Dabei macht man zuerst die Entdeckung, daß die unterschiedlichen Töne, aus denen ein Akkord aufgebaut ist, auch in einem unterschiedlichen Grad an Spannung zu ihm stehen. Grundton und Quinte etwa bilden das spannungslose Gerüst, Terz und Septe geben die Farbe. Die None hat eine ganz eigene Charakteristik, die – als Quinte über der Quinte – keine rechte dissonante Wirkung hat, obwohl sie zu den „Tensions” gehört. „11” und „13” schließlich sind echte Spannungstöne. Dann gibt es - je nach Funktion eines Akkords – unterschiedliche Möglichkeiten der Alteration: ein Dominantseptakkord bietet zahlreiche Möglichkeiten, Quinte, None, „11” und „13” hoch bzw. tief zu alterieren. In einem Mollakkord funktioniert das überhaupt nicht, weil sofort die Charakteristik in eine andere (meist dominantische) Richtung kippen würde. Ein Akkord auf der Subdominante hat mit der hochalterierten „11” eine ganz eigene Spannungsnote - usf.
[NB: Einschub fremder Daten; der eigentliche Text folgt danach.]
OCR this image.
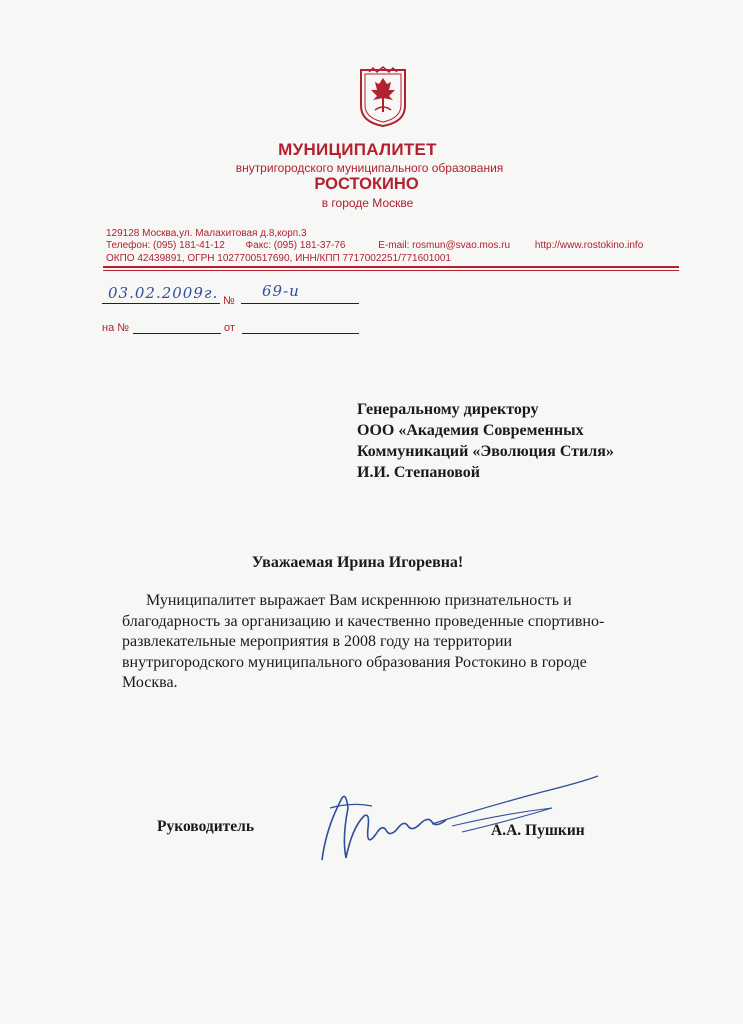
МУНИЦИПАЛИТЕТ
внутригородского муниципального образования
РОСТОКИНО
в городе Москве
129128 Москва,ул. Малахитовая д.8,корп.3
Телефон: (095) 181-41-12 Факс: (095) 181-37-76	E-mail: rosmun@svao.mos.ru http://www.rostokino.info
ОКПО 42439891, ОГРН 1027700517690, ИНН/КПП 7717002251/771601001
03.02.2009г. №
69-и
на №	от
Генеральному директору
ООО «Академия Современных
Коммуникаций «Эволюция Стиля»
И.И. Степановой
Уважаемая Ирина Игоревна!
Муниципалитет выражает Вам искреннюю признательность и
благодарность за организацию и качественно проведенные спортивно-
развлекательные мероприятия в 2008 году на территории
внутригородского муниципального образования Ростокино в городе
Москва.
Руководитель	А.А. Пушкин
Ich deute das nur kurz an und breche ab, bevor mir nur noch die Spezialisten folgen können. Ich will an dieser Stelle nur darauf hinaus, daß in der Akkordstruktur eines Stückes jeder Ton eine bestimmte Spannung erzeugt, die man kennen muß, wenn man nicht an dieser Struktur vorbeispielen will. Eine Note, die im erwähnten viertaktigen Beispiel in C-Dur im ersten Akkord völlig spannungslos war, kann im nächsten Akkord plötzlich zu einer scharfen Tension werden, womöglich sogar „falsch” sein (im Sinne von: zerstörerisch für den Charakter des Akkordes). Es bleibt also nichts übrig, als sich für die Übergänge zu interessieren - wenn man dies tut, hat man sich zur Belohnung noch gleichzeitig vom vertikalen Denken verabschiedet, das dazu verführt, Skalen (oder auch Akkordbrechungen) hoch und runter zu daddeln, und ist dabei, sich in horizontalen Linien zu bewegen – in Melodien also.
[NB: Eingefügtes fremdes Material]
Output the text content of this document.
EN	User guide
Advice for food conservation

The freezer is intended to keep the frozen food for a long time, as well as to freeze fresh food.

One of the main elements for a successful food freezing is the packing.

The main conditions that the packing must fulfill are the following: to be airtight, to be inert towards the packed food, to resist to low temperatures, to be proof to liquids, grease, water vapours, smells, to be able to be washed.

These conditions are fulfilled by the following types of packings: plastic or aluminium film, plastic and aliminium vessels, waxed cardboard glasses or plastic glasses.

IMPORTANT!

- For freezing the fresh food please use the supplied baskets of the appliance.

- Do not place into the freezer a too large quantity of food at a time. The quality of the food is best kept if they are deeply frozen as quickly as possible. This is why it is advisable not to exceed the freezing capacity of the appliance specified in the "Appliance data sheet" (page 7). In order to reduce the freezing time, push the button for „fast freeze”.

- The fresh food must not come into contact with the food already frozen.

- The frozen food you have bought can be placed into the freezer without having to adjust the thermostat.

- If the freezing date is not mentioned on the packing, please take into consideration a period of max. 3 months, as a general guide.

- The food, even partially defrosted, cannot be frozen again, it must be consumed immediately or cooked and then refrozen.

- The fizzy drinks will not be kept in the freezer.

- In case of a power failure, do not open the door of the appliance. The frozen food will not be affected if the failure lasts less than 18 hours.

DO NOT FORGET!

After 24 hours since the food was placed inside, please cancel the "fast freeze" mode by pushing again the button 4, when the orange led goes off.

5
Eine gute Möglichkeit, dieses Denken vorzubereiten und zu trainieren, besteht in der Beschäftigung mit sog. „Guidelines”. Darunter versteht man Notenfolgen, die mit minimalen Sprüngen (Halb- oder maximal Ganztönen - bestenfalls läßt man den Ton unverändert liegen) durch eine Akkordstruktur führen. Dabei gilt: pro Akkord eine Note, und die komplette Linie soll sich auf ein und demselben „Spannungsplateau” bewegen, also z.B. nur aus Terzen, Septen oder Nonen bestehen. Man wird entdecken, daß dies – im Bereich der Funktionsharmonik – immer funktioniert, und daß es idR. sogar mehrere Lösungen gibt. Man kann daraus rasch Improvisationen ableiten, indem man eine Guideline mit leitereigenem Material verziert und umspielt - besser noch: man kann auch chromatische Vorhalts- oder Wechselnoten verwenden, die sich um die Tonart oder Skala überhaupt nicht scheren brauchen. Wenn man dann noch zwischen zwei oder noch mehr Guidelines hin und her pendelt, dabei dann womöglich gezielt die Spannungsebenen durchläuft, kommt man zu Ergebnissen, die – ohne große technische oder virtuose Mätzchen – überaus logisch und kraftvoll klingen.

Ich tippe auch dies nur kurz an, weil ich hier nur darauf verweisen will, daß es Techniken gibt, sich horizontal durch Akkorde zu bewegen, ohne in einem ständigen Auf und Ab Skalen oder Brechungen zu durchlaufen. Dabei – und hierauf kommt es mir an – kommt man in die Lage, tatsächlich zu improvisieren, d.h., aus dem Stegreif Musik zu erfinden. Das geschieht auch hier nicht unvorbereitet aus dem Nichts – bei der Variation von Guidelines ist man aber überraschend frei, und kann mit nur wenigen Mustern eine Fülle neuer Musik erfinden.